I'm attempting to create a Pandas data frame from a .dat file (DBISAM table) generated by the Retail Edge POS software. My question was similar enough to this and when using their code, I was able to get a result, where other efforts to load the data failed entirely.
with open(fname, "rb") as f: # binary mode
data = pd.DataFrame(
[e.decode("latin-1") if e != b'\xa0' else None for e in l.strip().split()]
for l in f
)
print(data.shape)
print(data.ndim)
print(data.head())
The results:
DF shape: (31626, 115)
DF dimensions: 2
Sample returned data: 0 É9☺ ♠¾Y#dË@=qÒã¼dÐ☺
In the Database System Utility I use to query store data, this table should have 27 columns and 39,310 rows, as of my latest check.

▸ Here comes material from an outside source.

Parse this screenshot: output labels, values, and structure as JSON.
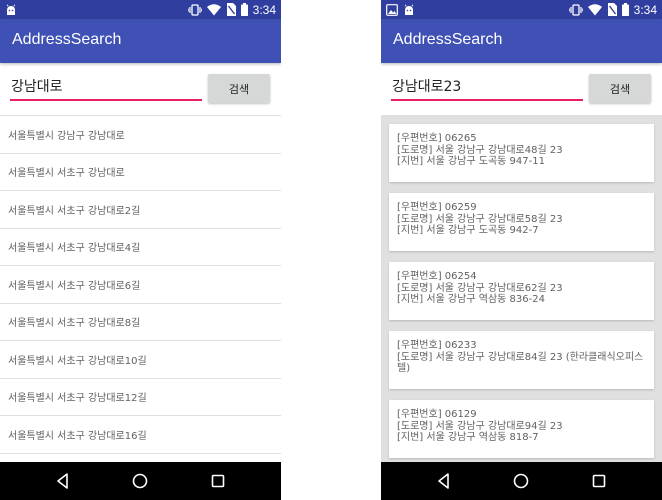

I used Chardet to try determining the correct encoding, which identifies it as Windows-1254. When I swap that in for Latin-1, I get a different error: 'charmap' codec can't decode byte 0x8e in position 11: character maps to <undefined>
Similarly, when I swap in UTF-8 encoding: 'utf-8' codec can't decode byte 0xc9 in position 0: invalid continuation byte
I have worked comfortably with Pandas on CSV and txt files, but I feel way out of my depth here. I've also tried using the StringIO and BytesIO methods, but haven't managed to retrieve the data in a meaningful form. This is my first step toward visualizing inventory and sales data for a farmer-owned grocery store, so I'm not bringing professional IT/coding abilities to the table. I'm grateful for any suggestions.